Data Flow in Queries

Data and Query Execution

A UQL query often involves multiple statements, through which data retrieved from the database or constructed is sequentially passed, processed and finally returned to the client. Meanwhile, aliases can be declared to represent specific data, allowing subsequent statements to reference in order to further process the data.

Records and Their Columns

The data flowing between statements may consist of multiple records (rows), with each record containing one or multiple columns.

UQL
find().nodes({@user}) as n
return n.name as Name

In this query, n represents nodes retrieved from the graph, containing 5 records. Each record consists of columns schema, _id, _uuid, name and age, which store the schema and properties of the nodes. The RETURN statement references n and extracts the name values of the nodes, outputting them as Name. Name also contains 5 records, with each record having only one column.

Referencing External Alias

An alias referenced in a statement is considered an external alias if it was declared in a previous statement.

How Does External Alias Influence Statement Execution Time?

When a statement references an external alias, it typically executes as many times as the number of records in that alias, processing each record individually, with system optimizations applied based on the specific context and scenario.

UQL
find().nodes({age > 30}) as users
n(users).e().n() as paths
return paths{*}

UQL
n({age > 30}).e().n() as paths
return paths{*}

The above two queries yield the same output. In the first query, the path template n().e().n() references an external alias users, which contains 3 records, so the query executes three times, once for each record in users. In contrast, n().e().n() in the second query executes only once, as it doesn't rely on an external alias.

Why Reference an External Alias?

In this example, using find().nodes() to retrieve the start nodes for the n().e().n() path template improves query efficiency. Because find().nodes() is specialized and optimized for node filtering; and by referencing an external alias, the path template can execute without extra computational overhead. The efficiency gain becomes more significant as the graph size increases and as the depth of the path query grows.

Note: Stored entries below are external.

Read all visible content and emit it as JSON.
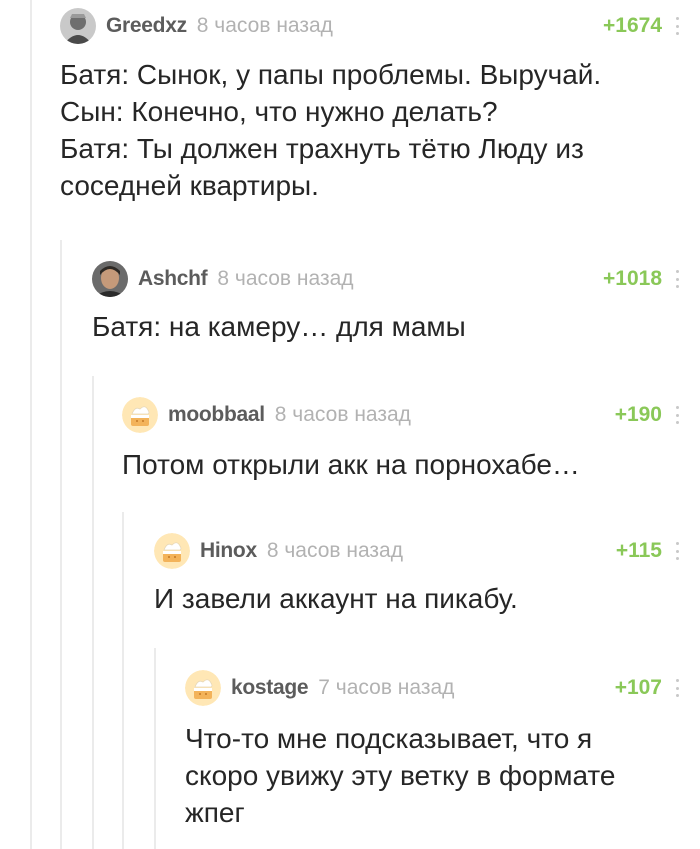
{
  "comments": [
    {
      "author": "Greedxz",
      "time": "8 часов назад",
      "rating": "+1674",
      "avatar": "avatar-photo-icon",
      "lines": [
        "Батя: Сынок, у папы проблемы. Выручай.",
        "Сын: Конечно, что нужно делать?",
        "Батя: Ты должен трахнуть тётю Люду из",
        "соседней квартиры."
      ]
    },
    {
      "author": "Ashchf",
      "time": "8 часов назад",
      "rating": "+1018",
      "avatar": "avatar-photo-icon",
      "lines": [
        "Батя: на камеру… для мамы"
      ]
    },
    {
      "author": "moobbaal",
      "time": "8 часов назад",
      "rating": "+190",
      "avatar": "default-cake-avatar-icon",
      "lines": [
        "Потом открыли акк на порнохабе…"
      ]
    },
    {
      "author": "Hinox",
      "time": "8 часов назад",
      "rating": "+115",
      "avatar": "default-cake-avatar-icon",
      "lines": [
        "И завели аккаунт на пикабу."
      ]
    },
    {
      "author": "kostage",
      "time": "7 часов назад",
      "rating": "+107",
      "avatar": "default-cake-avatar-icon",
      "lines": [
        "Что-то мне подсказывает, что я",
        "скоро увижу эту ветку в формате",
        "жпег"
      ]
    }
  ],
  "colors": {
    "rating": "#8ac858",
    "author": "#5c5c5c",
    "time": "#b2b2b2",
    "thread_line": "#ebebeb"
  }
}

Sometimes, it's necessary to check whether each record yields results. In such cases, the OPTIONAL prefix can be used in conjunction with external alias referencing.

UQL
find().nodes({age > 30}) as users
optional n(users).e().n() as paths
return paths{*}

In this query with OPTIONAL prefixed for n().e().n(), if any record in users has no return during its execution (e.g., the record of node U05), the path template will return null for that record instead.

Homologous Data

Data that enters and flows out from the same statement is considered homologous. Typically, homologous data has the same number of records, and the columns within the same row are correlated.

Example: tail and path are homologous as they both derive from the path template; length also becomes homologous, as it originates from path.

UQL
n().e()[:2].n(as tail) as path limit 5
with length(path) as length
return path, tail, length

Example: n, n.s1, n.s2 and mean are homologous.

UQL
find().nodes() as n
return (n.s1 + n.s2) / 2 as mean

How Does Aggregation Affect Homologous Data?

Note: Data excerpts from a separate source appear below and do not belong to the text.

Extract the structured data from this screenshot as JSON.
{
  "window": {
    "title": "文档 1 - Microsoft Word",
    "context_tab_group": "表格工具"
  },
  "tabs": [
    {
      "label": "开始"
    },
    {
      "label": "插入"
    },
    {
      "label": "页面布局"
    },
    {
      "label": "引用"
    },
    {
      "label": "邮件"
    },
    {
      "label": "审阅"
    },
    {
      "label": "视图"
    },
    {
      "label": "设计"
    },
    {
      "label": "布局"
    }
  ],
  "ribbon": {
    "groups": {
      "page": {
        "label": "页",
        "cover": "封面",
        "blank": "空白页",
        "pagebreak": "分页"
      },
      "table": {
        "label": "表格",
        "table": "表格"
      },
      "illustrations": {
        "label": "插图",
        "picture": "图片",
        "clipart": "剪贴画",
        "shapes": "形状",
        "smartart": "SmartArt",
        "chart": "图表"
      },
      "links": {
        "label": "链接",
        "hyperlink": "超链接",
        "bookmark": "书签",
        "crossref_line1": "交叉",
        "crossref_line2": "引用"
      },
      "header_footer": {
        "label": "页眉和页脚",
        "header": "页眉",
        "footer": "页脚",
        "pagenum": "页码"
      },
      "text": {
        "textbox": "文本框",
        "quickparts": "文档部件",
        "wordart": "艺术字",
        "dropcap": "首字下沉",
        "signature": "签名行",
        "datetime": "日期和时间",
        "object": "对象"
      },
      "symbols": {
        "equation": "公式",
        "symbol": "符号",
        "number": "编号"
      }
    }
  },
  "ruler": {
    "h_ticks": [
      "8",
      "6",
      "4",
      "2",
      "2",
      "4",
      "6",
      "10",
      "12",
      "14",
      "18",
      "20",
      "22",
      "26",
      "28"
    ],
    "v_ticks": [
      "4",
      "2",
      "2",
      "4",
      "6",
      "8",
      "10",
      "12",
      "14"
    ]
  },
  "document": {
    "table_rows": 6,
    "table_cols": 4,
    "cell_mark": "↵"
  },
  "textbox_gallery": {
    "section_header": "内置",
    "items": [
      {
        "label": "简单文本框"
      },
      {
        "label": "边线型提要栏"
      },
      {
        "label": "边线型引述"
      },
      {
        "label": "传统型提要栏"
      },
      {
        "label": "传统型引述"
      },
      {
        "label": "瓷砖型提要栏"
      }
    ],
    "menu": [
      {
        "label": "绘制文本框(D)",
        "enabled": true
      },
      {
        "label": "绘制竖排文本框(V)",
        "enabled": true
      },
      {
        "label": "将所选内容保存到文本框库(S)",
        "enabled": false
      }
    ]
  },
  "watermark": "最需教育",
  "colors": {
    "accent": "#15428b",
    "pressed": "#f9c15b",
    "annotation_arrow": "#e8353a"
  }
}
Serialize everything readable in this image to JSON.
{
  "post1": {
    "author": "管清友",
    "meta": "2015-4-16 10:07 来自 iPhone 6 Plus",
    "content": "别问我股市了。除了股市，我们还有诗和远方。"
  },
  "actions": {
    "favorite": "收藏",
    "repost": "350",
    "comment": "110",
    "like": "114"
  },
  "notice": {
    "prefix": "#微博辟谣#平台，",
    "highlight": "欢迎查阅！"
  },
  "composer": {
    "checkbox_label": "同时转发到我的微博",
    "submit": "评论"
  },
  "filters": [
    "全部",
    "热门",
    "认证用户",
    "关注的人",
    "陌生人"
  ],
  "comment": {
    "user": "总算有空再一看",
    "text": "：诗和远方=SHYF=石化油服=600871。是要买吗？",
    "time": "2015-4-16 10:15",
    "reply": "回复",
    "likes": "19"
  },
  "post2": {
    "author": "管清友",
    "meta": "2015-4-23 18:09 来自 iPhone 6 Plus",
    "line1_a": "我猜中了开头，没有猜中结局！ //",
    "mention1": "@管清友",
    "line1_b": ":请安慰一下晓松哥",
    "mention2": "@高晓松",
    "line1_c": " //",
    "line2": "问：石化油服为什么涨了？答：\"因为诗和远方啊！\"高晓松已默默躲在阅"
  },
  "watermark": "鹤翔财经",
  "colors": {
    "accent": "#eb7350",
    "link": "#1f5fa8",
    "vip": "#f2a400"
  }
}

Applying aggregation to data condenses multiple records into a single record, discarding the others. The homologous data of the aggregated data will also be affected, leaving only one record. The remaining single records in all homologous data are usually uncorrelated.

Example: n and n.s1 are homologous, originally containing 4 records. When n.s1 is aggregated in RETURN, n is also left with only one record.

UQL
find().nodes() as n
return n, min(n.score1)

Heterologous Data

Statements can be related to each other through common aliases. Data derived from unrelated statements is considered heterologous. Heterologous data may have differing record counts.

When a statement references multiple heterologous external aliases, a Cartesian product is performed on all heterologous data before they are processed by that statement row by row.

Example: n1 and n2 are heterologous. A Cartesian product is created between their records when they are passed into the path template statement. Pathfinding is then performed for each pair of records.

UQL
find().nodes({_id in ["A", "C"]}) as n1
find().nodes({_id in ["B", "D", "E"]}) as n2
optional n(n1).e().n({_id == n2._id}) as path
return path